Ayu melihat bapaknya yang masih santai menanggapi perkataan ibunya Dinda yang terkesan menghina itu. Toh dia juga tidak mengerti sebenarnya kenapa ibunya Dinda begitu alergi sama dia dan bapaknya.
"Kemiskinan bukan suatu dosa, juga bukan suatu penyakit yang bisa menular segampang itu pada orang lain. Tidak perlu sombong dengan apa yang kamu punya sekarang karena itu semua hanya titipan. Saat titipan dariNya diambil, apalagi yang akan kamu banggakan?" Setelah berkata demikian Teguh mengayuh sepedanya kembali. Dia tak ingin putrinya terkontaminasi kata-kata tak senonoh ibunya Dinda di awal hari ini.
"Enggak usah dipikirin." Ucap Teguh mengagetkan Ayu.
"Apa lho pak.. Ayu enggak lagi mikirin bu Vera kok." Jawab Ayu sekenanya.
"Iya bagus. Jangan memikirkan sesuatu yang membuat kamu bingung, sedih atau marah di waktu bersamaan. Kamu masih kecil, mending mikirin gimana caranya kamu bisa ningkatin prestasi kamu di sekolah."
"Kamu tahu dongeng putri yang di beri apel sama tetangganya lalu tidur bertahun-tahun?" Lanjut Teguh.

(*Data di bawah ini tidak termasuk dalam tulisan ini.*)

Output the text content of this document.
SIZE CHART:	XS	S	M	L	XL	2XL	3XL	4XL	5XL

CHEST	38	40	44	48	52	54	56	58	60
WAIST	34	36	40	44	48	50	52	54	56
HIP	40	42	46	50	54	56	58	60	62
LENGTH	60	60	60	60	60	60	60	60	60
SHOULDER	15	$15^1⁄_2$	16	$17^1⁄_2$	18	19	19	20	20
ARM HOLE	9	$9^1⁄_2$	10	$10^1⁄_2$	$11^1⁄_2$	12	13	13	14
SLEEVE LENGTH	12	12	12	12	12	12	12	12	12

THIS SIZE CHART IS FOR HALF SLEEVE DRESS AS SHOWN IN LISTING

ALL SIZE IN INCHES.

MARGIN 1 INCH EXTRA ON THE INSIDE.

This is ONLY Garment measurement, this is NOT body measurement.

"Emang ada pak dongeng seperti itu? Ayu enggak pernah denger.. Kok tetangganya tega sekali ngasih apel ke putri biar tidur lama banget.. Emang salah si putri apa pak?" Tanya Ayu dengan polosnya.
Teguh tersenyum. Sebenarnya dia sendiri tak tahu ada dongeng dengan adegan seperti itu. Itu hanya caranya membuat Ayu melupakan paginya yang semprawut gara-gara ibunya Dinda tadi.
mgkn noveltoon bs memperbaiki ini..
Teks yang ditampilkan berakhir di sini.